"Monday" is guna come over...
but its Thursday?
yeah, but she cant make it.Monday can...so there ya go
shes got a 6th sense for me cheating...the the hailey joel osmound of me getting bjs
he was so drunk I had to hold him up and he started crying when he heard an ambulance siren and said "is that for me?"
im youtubing treadmill accidents. this is what i do at 2:10am
Come outside. The vendor wants to go out strong tonight! Russian hooker interviews. Don't ask. We leave in 3 minutes.
fun fact: in my eskimo family tree i am the only brunette
she was literally 3 feet away from the garbage can, said she couldn't make it, and then proceeded to vomit on the floor in front of everyone in the restaurant
What if we made a bunch of weed butter and then poured the butter into tiny rectangular molds and then chilled it so it was solid again and then wrapped it with the tin foil wrapping from restaurant butter and then left them at restaurants and wreaked utter havoc.

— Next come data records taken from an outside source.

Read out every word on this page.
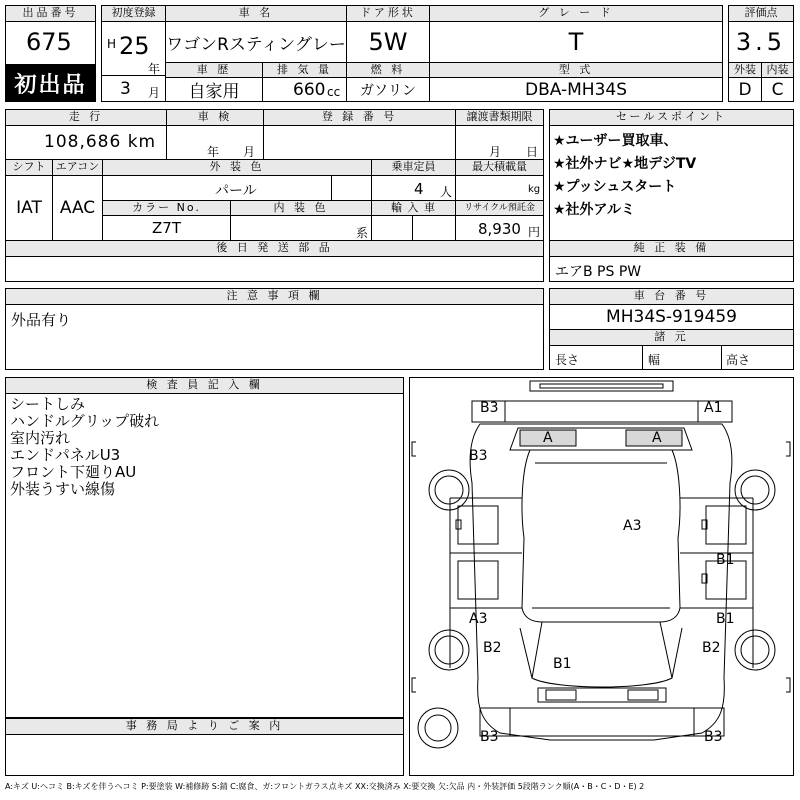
出品番号
675
初出品
初度登録
H 25
年
3 月
車 名
ワゴンRスティングレー
ドア形状
5W
グ レ ー ド
T
車 歴
自家用
排 気 量
660 cc
燃 料
ガソリン
型 式
DBA-MH34S
評価点
3.5
外装 内装
D	C
走 行
108,686 km
車 検
年 月
登 録 番 号	譲渡書類期限
月 日
シフト
IAT
エアコン
AAC
外 装 色
パール
乗車定員
4 人
最大積載量
kg
カラー No.
Z7T
内 装 色
系
輸 入 車	リサイクル預託金
8,930 円
後 日 発 送 部 品
セールスポイント
★ユーザー買取車、
★社外ナビ★地デジTV
★プッシュスタート
★社外アルミ
純 正 装 備
エアB PS PW
注 意 事 項 欄
外品有り
車 台 番 号
MH34S-919459
諸 元
長さ	幅	高さ
検 査 員 記 入 欄
シートしみ
ハンドルグリップ破れ
室内汚れ
エンドパネルU3
フロント下廻りAU
外装うすい線傷
事 務 局 よ り ご 案 内
B3	A1
A	A
B3
A3
B1
A3	B1
B2	B2
B1
B3	B3
A:キズ U:ヘコミ B:キズを伴うヘコミ P:要塗装 W:補修跡 S:錆 C:腐食、ガ:フロントガラス点キズ XX:交換済み X:要交換 欠:欠品 内・外装評価 5段階ランク順(A・B・C・D・E) 2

We were hunting our best friend with a BB gun in the backyard. I'd say the vaporizer was a worthy investment at this point.
You got this. You survived the RA last semester (granted you almost got arrested but still.)
New drinking game, drink every time Rhianna says "Work" in her new song.
Definitely accidentally brought drugs into Disneyland. Considering using them.
Apparently karate chopping the fronts off all the paper towel and soap dispensers in the bathrooms isn't even frowned upon. Like even at the third bar when I fell flat on my back trying to jump kick the last one some guy just helped me up and high fived me. America.
As in, legitimately worried. You just sent me a 6 message long text that did not contain any complete words.
When I told the bartender it was my 21st birthday, he looked at me all pissed and said "But you've been drinking here as 21 for the past 2 years.." How do you THINK the night went?
So I take it free shots were a no after that?